I see our “colleges accepting” list each year not so much as data (of course it is, and it should be) but as a mandala created from the hopes and dreams of 18-year-olds glimpsing for the first time the full promise of life, the chance to explore their evolving passions and follow them toward experiences unknown but assuredly exhilarating. If they overvalue the achievement of “getting in,” they can never fully estimate the adventures—glorious and mundane, happy and sad—that await them.

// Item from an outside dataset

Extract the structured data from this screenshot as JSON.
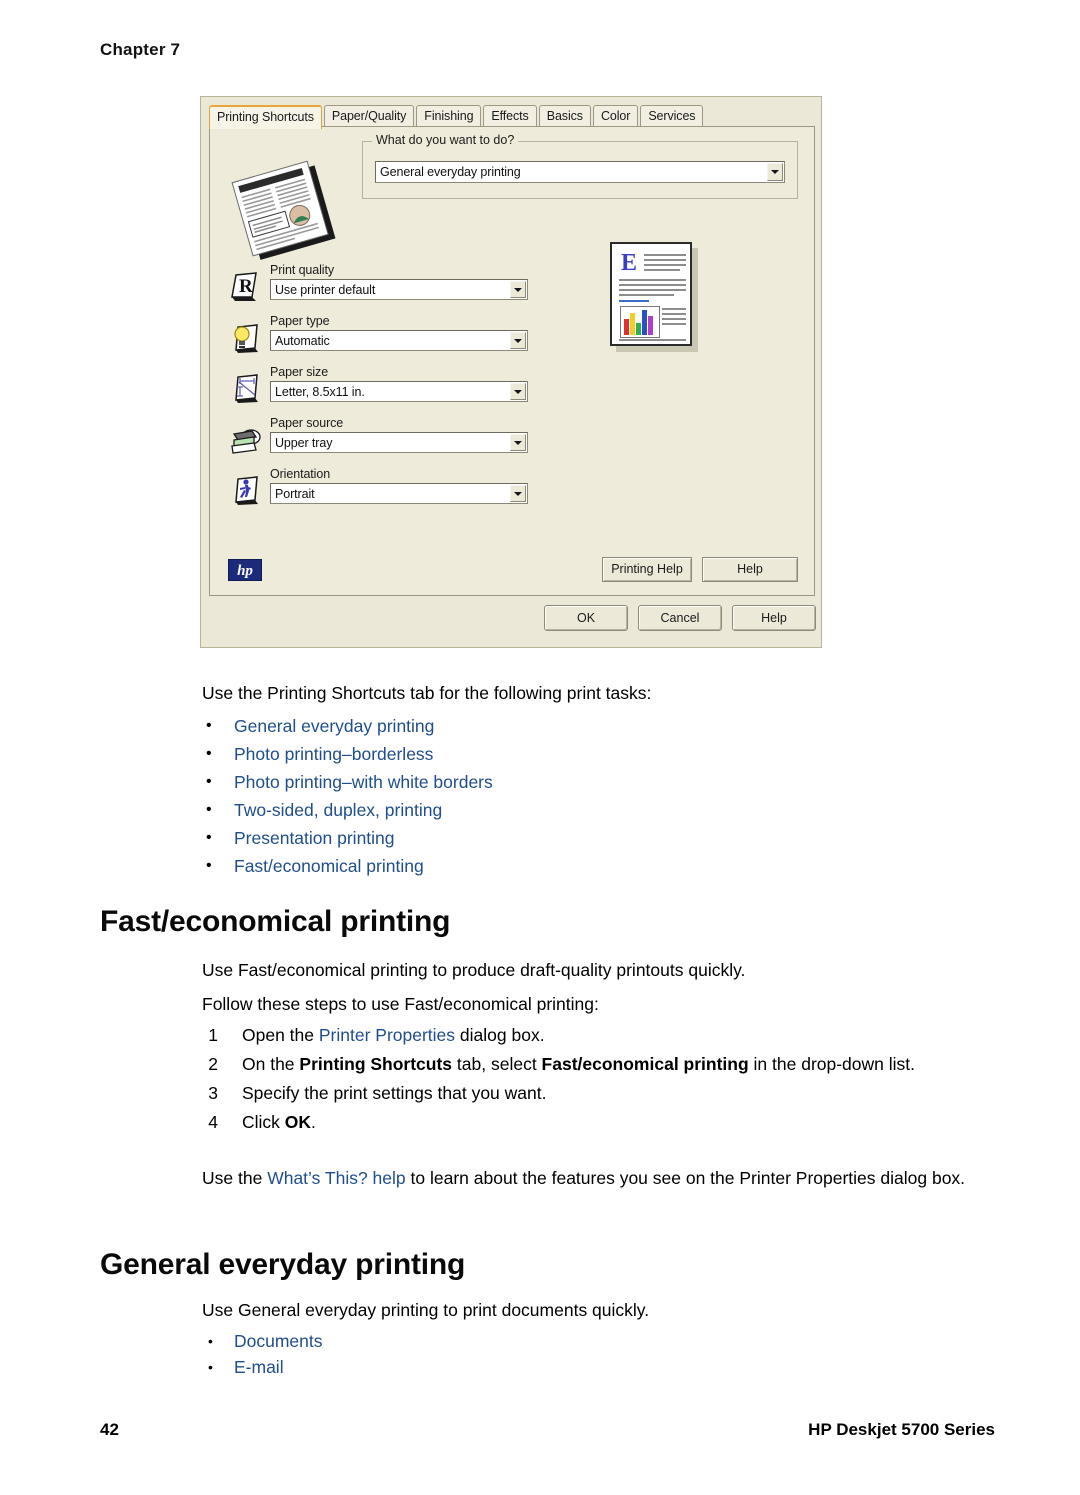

I am proud that I work in a school where the emphasis is on those hopes, dreams, and evolving passions, a school in which who kids are matters at least as much as where they go. I like to think we don’t have “default” schools to which we are expected to remit certain kinds of kids or kids who didn’t spend the evening of “Ivy Day” rejoicing; every student has to figure out who they are in order to be—or become—who they are, and the college search-apply-choose process should support this by affording them the freedom of many options.
All too soon the “colleges accepting” list will be winnowed to a “colleges attending” list through a process that makes the month of April a surprisingly painful time of decision-making for kids who thought the hard work would be over when they “got in.” Simply discovering the criteria by which they make big choices—practical and fanciful, rational and emotional, private and social—is the last big lesson of the college search-apply-choose process, or at least the last lesson we get to observe in our schools; we will generally only hear echoes of the pangs of separation and the struggles of transition over the summer and into next autumn.
I’m not such a Pollyanna that I don’t appreciate the inequities and injustices of the selective college admission process as practiced in the U.S. in our time. But in the lives of the students living through it the process is a reality, and on their behalf for the moment we have to make the best of it.
So all through the next few months I will occasionally pull out and marvel at the “colleges accepting” list, thinking about what might have been, and what may still be; the list is written, but the lives it represents are not. As much as we wring our hands and beat our breasts about college admission, I think it’s okay to take heart and even find something wonderful in the exploration and growth we are so often privileged to witness.
Before I became part of one of the oil companies in calgary, I studied at an engineering school in Calgary. My father told me to study on where he took his engineering courses but I refuse to because i don’t want to finish my study there. It is important that one would study on their desired university.
It’s my favorite list too! and it’s so important to remember what that list represents for each and every one of our individual students.
“But my favorite list, the one I take the most pleasure in compiling, is the full list of colleges that have accepted our students—not the ones they choose to attend, but the ones that represent the full range of their interests and aspirations, the aggregated panorama of what and where this group of eighty kids saw themselves as—maybe—yearning for at some point during their senior year: business schools and art schools, engineering schools, schools in the mountains and schools amid cornfields, giant state universities and colleges nearly as small as our high school, places up the street and across the ocean.”